Cam Collins
Maddox
The Hollow Men Essay
21 February 2010
The poem The Hollow Men relates to Heart Of Darkness in many different and distinct ways. In paragraph one of the poem, the theme is that Kurtz's people are hollow men and morally stagnant. However, this poem contasts with Kurtz because he is not a hollow man. This passage in Heart of Darkness relates to this theme, "It was impossible to know him and not to admire him (Conrad 113)." There is a comparison here because both works hint that Kurtz is a remarkable and astounding man. In the poem, Eliot compares the hollow men to being scarecrows with nothing inside them. Kurtz was not a scarecrow, but a hero figure that lost his way by living in the most savage place on earth. Heart of Darkness describes this theme in the passage above.
The river is also a correlation between both works. Eliot in his poem says,
"In this last of meeting places
We grope together
And avoid speech
Gathered on this beach of the tumid river (The Hollow Men 2)
This quote in Eliot's poem describes the river as a place in hell, or a pyschological barrier that keeps the people from crossing into heaven or hell. The meaning behind this quote is that the natives live in the land of the dead and they are just stuck on that shore forever. In Apocalypse Now, which is telling almost the same story as Heart Of Darkness, Captain river describes the river and the native's home as, "the worst place on earth." This concretely relates to Eliot's description of the, "tumid river."
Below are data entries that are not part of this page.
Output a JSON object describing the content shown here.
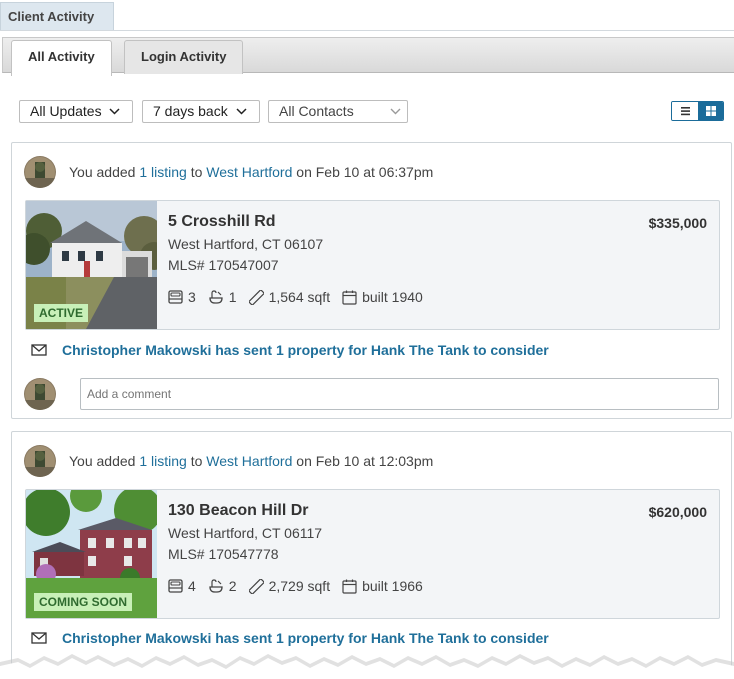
{
  "panel": {
    "title": "Client Activity"
  },
  "tabs": [
    {
      "label": "All Activity",
      "active": true
    },
    {
      "label": "Login Activity",
      "active": false
    }
  ],
  "filters": {
    "updates": "All Updates",
    "days": "7 days back",
    "contacts": "All Contacts"
  },
  "view_toggle": {
    "selected": "grid"
  },
  "activities": [
    {
      "prefix": "You added ",
      "count_link": "1 listing",
      "mid": " to ",
      "area_link": "West Hartford",
      "suffix": " on Feb 10 at 06:37pm",
      "listing": {
        "address": "5 Crosshill Rd",
        "city": "West Hartford, CT 06107",
        "mls": "MLS# 170547007",
        "price": "$335,000",
        "beds": "3",
        "baths": "1",
        "sqft": "1,564 sqft",
        "built": "built 1940",
        "status": "ACTIVE"
      },
      "sent_text": "Christopher Makowski has sent 1 property for Hank The Tank to consider",
      "comment_placeholder": "Add a comment"
    },
    {
      "prefix": "You added ",
      "count_link": "1 listing",
      "mid": " to ",
      "area_link": "West Hartford",
      "suffix": " on Feb 10 at 12:03pm",
      "listing": {
        "address": "130 Beacon Hill Dr",
        "city": "West Hartford, CT 06117",
        "mls": "MLS# 170547778",
        "price": "$620,000",
        "beds": "4",
        "baths": "2",
        "sqft": "2,729 sqft",
        "built": "built 1966",
        "status": "COMING SOON"
      },
      "sent_text": "Christopher Makowski has sent 1 property for Hank The Tank to consider"
    }
  ],
  "colors": {
    "link": "#1f6f9a",
    "accent": "#1b6c9a",
    "active_badge_bg": "#c8f0b8",
    "active_badge_text": "#2f6b2f"
  }
}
In the second part of Eliot's The Hollow Men, he describes the home of the natives as, "death's dream kingdom (1)." He infers that the natives are people with no purpose who live in a desolate wasteland. This quote from the novel relates heavily to Eliot's statement, "When we came abreast again, they faced the river, stamped their feet, nodded their horned heads, swayed their scarlet bodies..... they shouted periodically together strings of amazing words that resembled no sounds of human language"(101). Again, this passage indicates that these people are lost and will never find their way. They are foreign to the human race, and cannot survive without Kurtz. They are a group of insane creatures that live in the most savage and terrifying place in the world.
The society that exists on the other side of the world is a land of loss and failure, a place of darkness. In The Hollow Men, Eliot says,
"Remember us -- if at all -- not as lost
Violent souls, but only
As the hollow men
The stuffed men." (1)
This means that these people will be remembered as people who have done nothing. They are all failures. In Heart of Darkness this passage relates to the one above, "His was an impenetrable darkness. I looked at him as you peer down at a man who is lying at the bottom of a precipice where the sun never shines" (104). This is the main similarity between both works. Both describe the jungle as a setting of true, cold, unstoppable darkness that will never change and the people that inhabit this God-forsaken place will always be the most unpurposeful and forgot-about people in world.